Ce pendant que je escoutoie telles parolles, je feuz commeu a tant grande compassion que pour l’anxieté du cueur, fut ma face arrousee de affluentes larmes qui de mes yeulx distilloyent. Et quand je peuz parler, je luy dictz, helas ma bonne maistresse, comme a il esté possible que ta delicate personne ayt peu soustenir tant de cruelz & insupportables tourmens, certes l’on te debveroit colloquer au Cathalogue des martyrs, & de toy faire solennelle commemoration : mais comment monsieur ton mary a il esté si cruel, veu que jamais en amours ne te fust impartie aultre delectation que le regard & le parler pour cela tu n’avois merité si griefve punition.

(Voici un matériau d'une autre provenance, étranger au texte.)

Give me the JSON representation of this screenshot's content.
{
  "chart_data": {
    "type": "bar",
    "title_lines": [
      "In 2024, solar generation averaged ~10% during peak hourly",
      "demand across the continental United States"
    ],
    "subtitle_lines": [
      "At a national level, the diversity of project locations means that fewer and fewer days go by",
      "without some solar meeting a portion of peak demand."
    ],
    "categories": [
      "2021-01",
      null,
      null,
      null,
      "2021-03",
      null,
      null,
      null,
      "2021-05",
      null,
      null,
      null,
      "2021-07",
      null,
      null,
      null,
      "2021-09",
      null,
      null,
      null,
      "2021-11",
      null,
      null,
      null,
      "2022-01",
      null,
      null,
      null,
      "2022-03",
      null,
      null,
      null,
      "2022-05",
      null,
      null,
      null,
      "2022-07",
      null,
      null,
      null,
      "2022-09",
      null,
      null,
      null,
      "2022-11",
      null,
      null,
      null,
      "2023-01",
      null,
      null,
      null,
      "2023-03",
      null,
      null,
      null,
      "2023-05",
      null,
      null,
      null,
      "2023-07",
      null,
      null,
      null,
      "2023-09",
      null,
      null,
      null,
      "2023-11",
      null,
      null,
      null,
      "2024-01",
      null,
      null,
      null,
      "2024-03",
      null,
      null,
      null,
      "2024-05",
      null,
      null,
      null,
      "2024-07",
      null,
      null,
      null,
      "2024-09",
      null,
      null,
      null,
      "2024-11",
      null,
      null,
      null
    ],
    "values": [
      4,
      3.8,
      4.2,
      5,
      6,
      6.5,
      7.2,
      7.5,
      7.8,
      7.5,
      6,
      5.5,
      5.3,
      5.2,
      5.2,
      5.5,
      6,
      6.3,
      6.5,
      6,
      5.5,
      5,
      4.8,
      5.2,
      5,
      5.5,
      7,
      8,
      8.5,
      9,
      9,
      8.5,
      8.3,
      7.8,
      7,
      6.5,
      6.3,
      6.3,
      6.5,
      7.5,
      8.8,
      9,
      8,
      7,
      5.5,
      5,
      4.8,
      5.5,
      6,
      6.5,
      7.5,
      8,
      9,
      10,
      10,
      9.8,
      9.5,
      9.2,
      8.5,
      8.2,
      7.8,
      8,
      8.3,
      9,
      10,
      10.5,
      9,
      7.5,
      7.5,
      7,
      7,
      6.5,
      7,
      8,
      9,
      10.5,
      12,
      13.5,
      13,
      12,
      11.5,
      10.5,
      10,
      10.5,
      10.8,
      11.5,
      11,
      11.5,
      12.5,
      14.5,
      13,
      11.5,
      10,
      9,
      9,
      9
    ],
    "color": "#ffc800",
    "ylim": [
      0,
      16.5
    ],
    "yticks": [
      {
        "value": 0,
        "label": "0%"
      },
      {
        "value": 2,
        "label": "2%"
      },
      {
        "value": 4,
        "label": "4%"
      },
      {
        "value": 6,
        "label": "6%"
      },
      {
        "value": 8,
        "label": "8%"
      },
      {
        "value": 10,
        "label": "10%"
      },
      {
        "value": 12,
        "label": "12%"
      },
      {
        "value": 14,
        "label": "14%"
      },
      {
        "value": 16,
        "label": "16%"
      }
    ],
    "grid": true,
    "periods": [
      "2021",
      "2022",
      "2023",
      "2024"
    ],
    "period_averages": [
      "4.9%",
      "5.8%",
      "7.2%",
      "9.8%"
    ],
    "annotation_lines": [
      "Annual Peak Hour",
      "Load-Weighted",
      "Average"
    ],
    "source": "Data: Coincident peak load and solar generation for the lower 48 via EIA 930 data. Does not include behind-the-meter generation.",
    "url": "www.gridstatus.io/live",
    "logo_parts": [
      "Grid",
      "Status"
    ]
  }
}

A ces motz Madame me respondist, tu ne te doibs esmerveiller de mon mary : car par l’instigation de plusieurs langues malignes, il estoit stimulé a me tourmenter : car tu doibs croyre que l’on luy a faict tant de rappors que tu detractoys de moy, que a ceste occasion il estoyt tant perplex & doubteux qu’il ne sçavoit par son jugement, lequel determiner : ou si me conserveroit en vie, ou si a icelle il imposeroyt fin : car soys certain que s’il fust advenu, ou s’il advenoyt que je parvinsse a ce cinquiesme & dernier degré d’amours & que la chose vint a la notice de mon mary, tu doys entendre qu’il ne vouldroit ensuyvre l’exemple du Grec : lequel par le Phrygien, de sa femme fut spolié : Et nonobstant son ravissement voluntaire, si ne receut elle aulcune punition. Mais depuis le dixiesme an a son mary feist retour : lequel benignement la recuillit & accepta.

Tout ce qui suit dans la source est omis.